Harvard Square's Parsnip restaurant

Parsnip restaurant is a handsome replacement for Upstairs on the Square.

The dining room, although refined and calm, could use a splash of warmth from the upstairs lounge.

Photograph by Wayne E. Chinnock/Courtesy of Parsnip

Potables are picturesquely displayed in the upstairs lounge.

Photograph by Wayne E. Chinnock/Courtesy of Parsnip

Parsnip

91 Winthrop St

Cambridge

(617) 714-3206

Parsnip, which replaced the venerated Upstairs on the Square last fall, lacks the sassy whimsicality of its predecessor. Gone are the fuchsia-colored walls adorned with leaping zebras, the gilded chairs, mirrors, and the sense of participating in an Alice in Wonderland moment that charmed diners for years. Parsnip is more buttoned-down: an affluent Brit in a flannel suit to Upstairs’s can-can girl.

The dining room still has its soaring ceiling and the large windows overlooking Winthrop Park. But the interior is now ruled by warm gray tones, a shining parquet floor, and 1950s-style, space-age chandeliers. The look-alike Jackson Pollock painting that looms over the tasteful, if generic, décor prompts the question: can Parsnip develop a character of its own?

The food tries to answer that. Continental fare with a French base, it’s the essence of “fine dining,” and therefore justifiably rich. The meal began with excellent homemade rolls—potato, wheat, and oatmeal—and a dish of sweet butter. We recommend the appetizer of hand-plucked heads of carefully roasted baby cauliflower, purple and yellow, that arrived with a subtle apple purée and a slab of novel, cumin-spiced crème brûlée ($14): rough crunch meets silky loaf, with a touch of burnt sugar. The fresh seared scallops in a truffle butter sauce came with poached baby gem lettuce, strips of prosciutto, and a generous clump of sweet pea tendrils that stitched the dish together ($17).
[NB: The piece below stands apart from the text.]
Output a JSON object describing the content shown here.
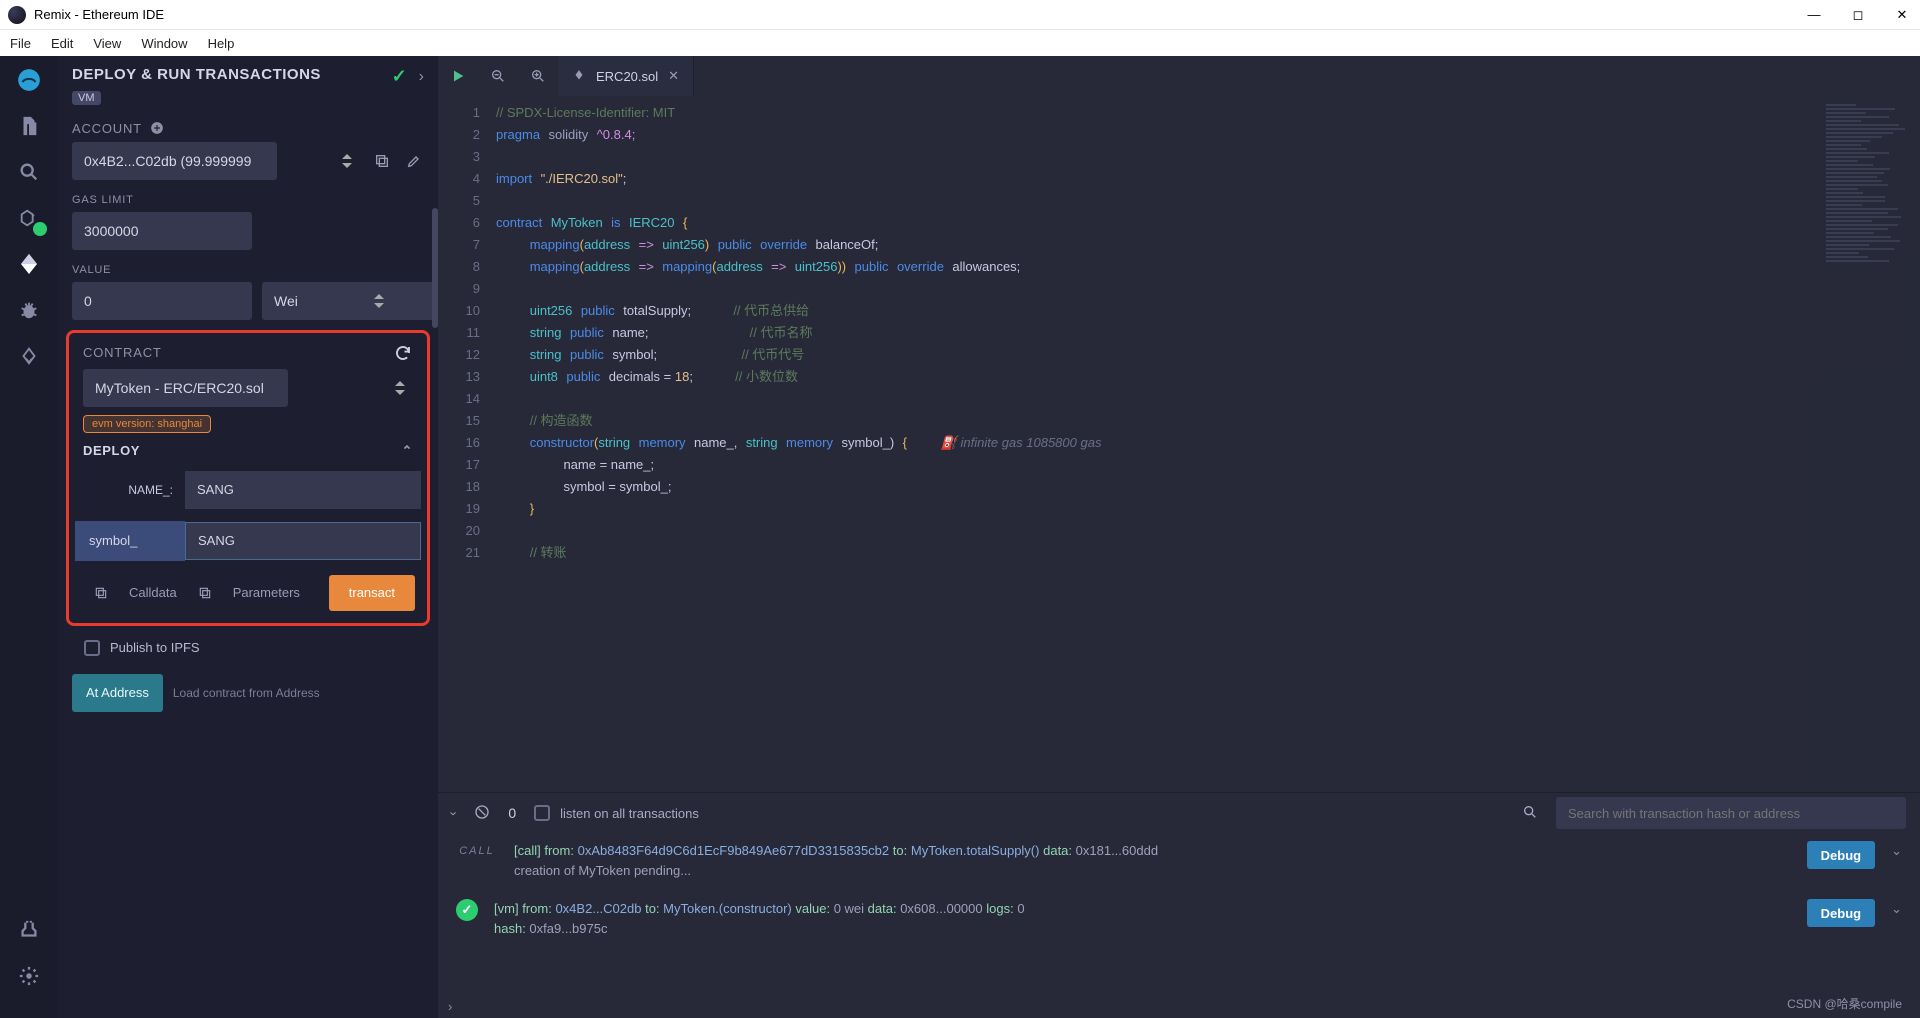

An entrée of handmade cavatelli, small blobs of dough tenderly rolled in on themselves, was awash in whipped, melting, goat cheese ($24). The creamy mass nearly obscured oyster mushrooms and the earthy, bitterish bite of fiddlehead fern fronds, and overwhelmed a sprinkling of pine nuts. Yet the lusty dish was tasty and filling. Lighter was the filet of sole in a quintessentially French sauce americaine ($30), accompanied by lobster-filled tortellini that were, unfortunately, a bit too tough and chewy.

The desserts are especially memorable. The lemon-balm sorbet paired with chunks of golden cake and a pool of buttermilk mousse ($11) “eats like a strawberry shortcake,” noted the affable waiter, “but much better.” Slices of faintly ripe strawberries added a pleasing herbaceous note. The poached pears, tasting faintly of anise and bergamot, lay on a plump bed of ricotta cream tweaked with honey and plenty of zested lemon ($11).

Parsnip’s third-floor lounge is a warm counterpart to the dining room’s cool affect. Low lights, velvety seating, and small tables offer intimacy. Behind the bar, alluring liquor bottles cluster along shelves backed by a dramatically lit red wall. Food is served: a fine mix of lamb or fish in the form of sandwiches and salads, along with small plates of snacks that seem to change frequently.

The lounge’s porthole-style windows remain from the Upstairs days. They offer a bird’s-eye view of the continually morphing Square, epitomized by Parsnip itself.